D’Oliveiras, Madère Malvoisie 2009 : toujours ce style D’Oliveiras d’une fraîcheur et d’une intensité exceptionnelles, le sucre est parfaitement contrebalancé, l’oxydatif est présent sans prendre trop le dessus, finale interminable.   Paradella, Patrimonio rouge 2020 : dans une phase où l’élevage vanillé domine encore un peu trop, finale encore serrée, il y a du fond mais clairement à attendre.  Côtes Rousses, Ensemble 2021 : (altesse) on sent une vinification nature sur lies, un peu de grillé des lies, citron, bouche pas très épaisse, seulement 11%, légère pour une altesse, pas du tout de gras ni d’exotisme, c’est frais, tendu, pas une très grosse acidité, mais une finale bien umami salivante.  Paltrinieri, Lambrusco di Sorbara Leclisse sec 2023 : un lambrusco légèrement saumoné, nez de petits fruits rouges, framboise, groseille, élégant, bouche très sèche, vive, presque saline, pas très dense mais en tension, très rafraîchissante, la bulle est légère, parfait pour remettre les papilles en éveil.

 

 

 

 

Soirée n°2

 

1 Samuel Billaud, Chablis 1er cru Vaillons VV 2022 : couleur or pâle, nez qui va se développer sur des fruits jaunes et de plus en plus d’ananas avec l’aération, caillou mouillé. Bouche avec un beau volume, peu d’élevage, à la fois un fruité mûr et une sensation minérale dans le fond sans qu’il n’y ait une très grosse acidité. Un chablis mûr qui a un peu dérouté à l’aveugle.

2 J. Carillon, Puligny-Montrachet 2022 : couleur or pâle, nez classique de chardonnay beaunois, léger grillé, beurré. Bouche qui combine gras et tension, encore un peu d’élevage, pas de lourdeur pour le millésime, très bien né, bien sûr à attendre encore un peu dans l’idéal.

3 Adrien Renoir, Coteaux Champenois rouge Verzenay 2022 : couleur soutenue pour un pinot, nez très cerise, voire sirop à la cerise, bouche très gourmande, ronde, fruitée, presque une petite sucrosité, assez peu d’acidité pour un pinot, reste assez simple mais très efficace.
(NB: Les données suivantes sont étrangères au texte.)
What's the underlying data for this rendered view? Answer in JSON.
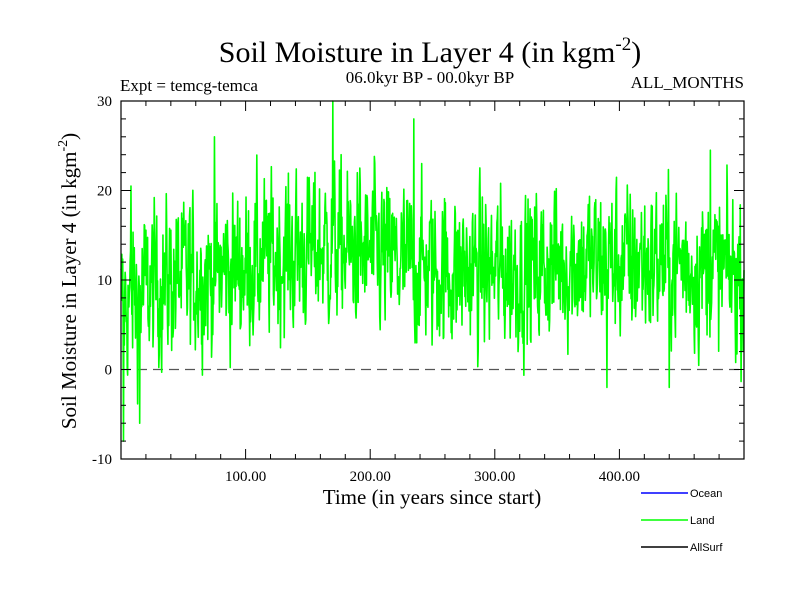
{
  "chart_data": {
    "type": "line",
    "title": "Soil Moisture in Layer 4 (in kgm",
    "title_superscript": "-2",
    "title_close": ")",
    "subtitle": "06.0kyr BP - 00.0kyr BP",
    "expt_label": "Expt = temcg-temca",
    "months_label": "ALL_MONTHS",
    "xlabel": "Time (in years since start)",
    "ylabel": "Soil Moisture in Layer 4 (in kgm",
    "ylabel_superscript": "-2",
    "ylabel_close": ")",
    "xlim": [
      0,
      500
    ],
    "ylim": [
      -10,
      30
    ],
    "x_ticks": [
      100,
      200,
      300,
      400
    ],
    "x_tick_labels": [
      "100.00",
      "200.00",
      "300.00",
      "400.00"
    ],
    "y_ticks": [
      -10,
      0,
      10,
      20,
      30
    ],
    "y_tick_labels": [
      "-10",
      "0",
      "10",
      "20",
      "30"
    ],
    "zero_line": 0,
    "series": [
      {
        "name": "Ocean",
        "color": "#0000ff",
        "values": []
      },
      {
        "name": "Land",
        "color": "#00ff00",
        "mean_profile_x": [
          0,
          10,
          20,
          40,
          60,
          80,
          100,
          120,
          140,
          160,
          180,
          200,
          220,
          240,
          260,
          280,
          300,
          320,
          340,
          360,
          380,
          400,
          420,
          440,
          460,
          480,
          500
        ],
        "mean_profile_y": [
          7,
          8,
          9,
          10,
          10.5,
          11,
          11.5,
          12.5,
          13,
          13.5,
          13.5,
          13,
          12,
          11.5,
          11,
          11,
          11,
          11,
          11.5,
          12,
          12,
          12,
          12,
          12,
          11.5,
          11,
          10.5
        ],
        "amplitude": 5.5,
        "annotated_extremes": [
          {
            "x": 2,
            "y": -8
          },
          {
            "x": 8,
            "y": 20.5
          },
          {
            "x": 15,
            "y": -6
          },
          {
            "x": 75,
            "y": 26
          },
          {
            "x": 170,
            "y": 30
          },
          {
            "x": 235,
            "y": 28
          },
          {
            "x": 390,
            "y": 24
          },
          {
            "x": 390,
            "y": -2
          },
          {
            "x": 440,
            "y": -2
          },
          {
            "x": 473,
            "y": 24.5
          }
        ]
      },
      {
        "name": "AllSurf",
        "color": "#000000",
        "values": []
      }
    ],
    "legend": [
      {
        "label": "Ocean",
        "color": "#0000ff"
      },
      {
        "label": "Land",
        "color": "#00ff00"
      },
      {
        "label": "AllSurf",
        "color": "#000000"
      }
    ],
    "legend_position": "bottom-right",
    "grid": false
  }
}
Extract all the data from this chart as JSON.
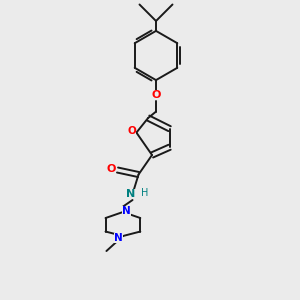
{
  "background_color": "#ebebeb",
  "bond_color": "#1a1a1a",
  "o_color": "#ff0000",
  "n_color": "#0000ff",
  "nh_color": "#008080",
  "figsize": [
    3.0,
    3.0
  ],
  "dpi": 100,
  "xlim": [
    0,
    10
  ],
  "ylim": [
    0,
    10
  ]
}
4 Jean-Baptiste Boudier, Aloxe-Corton Les combes 2023 : couleur soutenue également, nez plus complexe, fruité, floral, petite touche d’élevage déjà bien intégrée. Très belle bouche, juteuse, gourmande, tannins fins, déjà très accessible en l’état, avec aussi du potentiel de garde, reste frais pour 2023, très belle longueur, un coup de cœur unanime.

5 Château Yvonne, Saumur-Champigny Baumeray 2020 : couleur plus sombre que les précédents, nez assez classique de cabernet cassis, pointe poivron dans le fond. La bouche est magnifique, d’une finesse incroyable qu’on n’attendait pas forcément, tout en étant juteuse, fraîche, sans manquer de volume ni de longueur.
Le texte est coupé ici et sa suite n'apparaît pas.